According to WorldLifeExpectancy.com Cambodia ranks 28th by list of nations with highest drownings, at 8.41 drownings per 100,000 per year, which according to SwimSafe.org equates to 6 children drowning everyday in this one small nation. In Asia as a whole, a child drowns every 45 seconds! It is hardly surprising given the poverty set amidst so much water. Swimming with Khmer colleagues at a conference three years ago, one of my staff asked me how I had learned to swim. When I said that I had attended swimming clubs from a very young age he replied “we don’t have those in Cambodia, in Cambodia your swimming lesson is don’t-swim-drown”. He was laughing but the message was a sad one and yet another example of the difference in opportunity and security that our economies provide to us.
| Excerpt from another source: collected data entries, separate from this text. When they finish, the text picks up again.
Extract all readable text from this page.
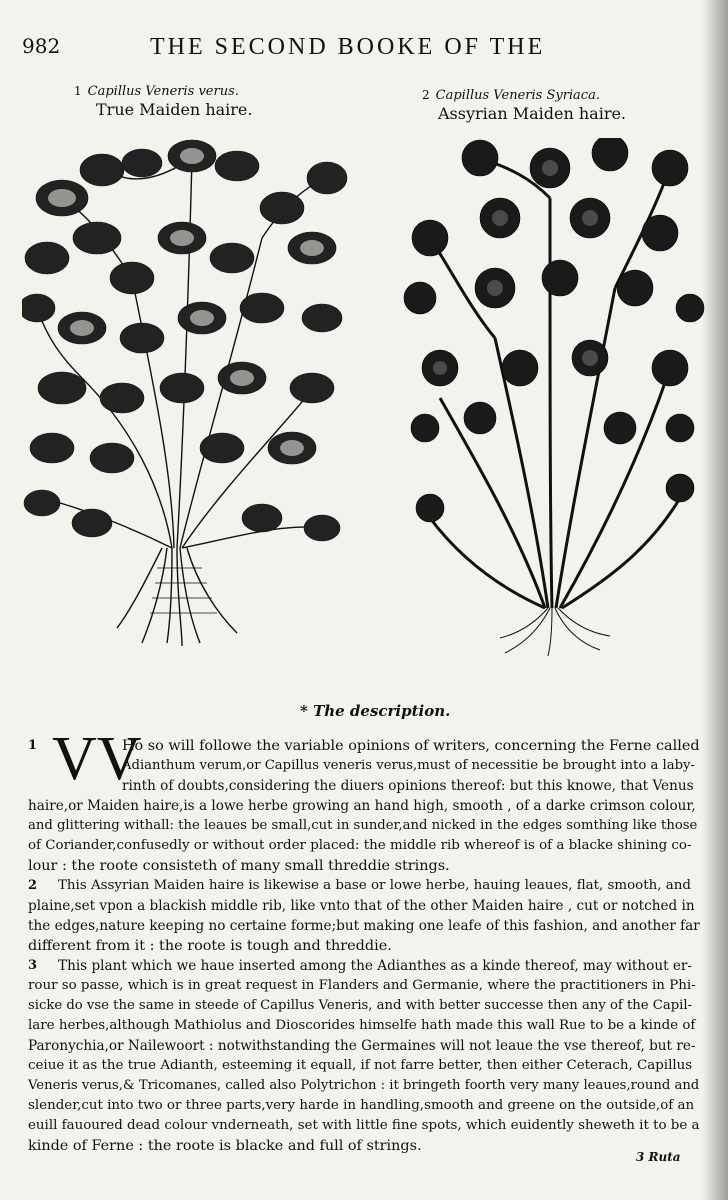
982	THE SECOND BOOKE OF THE
1 Capillus Veneris verus.
True Maiden haire.
2 Capillus Veneris Syriaca.
Assyrian Maiden haire.
* The description.
1 VV
Ho so will followe the variable opinions of writers, concerning the Ferne called
Adianthum verum,or Capillus veneris verus,must of necessitie be brought into a laby-
rinth of doubts,considering the diuers opinions thereof: but this knowe, that Venus
haire,or Maiden haire,is a lowe herbe growing an hand high, smooth , of a darke crimson colour,
and glittering withall: the leaues be small,cut in sunder,and nicked in the edges somthing like those
of Coriander,confusedly or without order placed: the middle rib whereof is of a blacke shining co-
lour : the roote consisteth of many small threddie strings.
2 This Assyrian Maiden haire is likewise a base or lowe herbe, hauing leaues, flat, smooth, and
plaine,set vpon a blackish middle rib, like vnto that of the other Maiden haire , cut or notched in
the edges,nature keeping no certaine forme;but making one leafe of this fashion, and another far
different from it : the roote is tough and threddie.
3 This plant which we haue inserted among the Adianthes as a kinde thereof, may without er-
rour so passe, which is in great request in Flanders and Germanie, where the practitioners in Phi-
sicke do vse the same in steede of Capillus Veneris, and with better successe then any of the Capil-
lare herbes,although Mathiolus and Dioscorides himselfe hath made this wall Rue to be a kinde of
Paronychia,or Nailewoort : notwithstanding the Germaines will not leaue the vse thereof, but re-
ceiue it as the true Adianth, esteeming it equall, if not farre better, then either Ceterach, Capillus
Veneris verus,& Tricomanes, called also Polytrichon : it bringeth foorth very many leaues,round and
slender,cut into two or three parts,very harde in handling,smooth and greene on the outside,of an
euill fauoured dead colour vnderneath, set with little fine spots, which euidently sheweth it to be a
kinde of Ferne : the roote is blacke and full of strings.
3 Ruta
Today I am in Kampong Cham for a number of reasons, one of them being a visit to the house in progress. The builders (the girls’ cousin and his elderly father) were up there in their bare feet and bare chests, hammering and sawing away in the sun. When I asked how they got up there, Dan informed me they climb the foundations!
2 thoughts on “Traveling as a Team”
I remember the ‘thrill’ of riding a tuk tuk in the traffic. Exactly as you say, they weave around one another, all the time tooting horns in a friendly sort of way. Good that the house is progressing. Is that framework wooden slats or bamboo? Sad about the children drownings.
Another great post, informative and mind-boggling!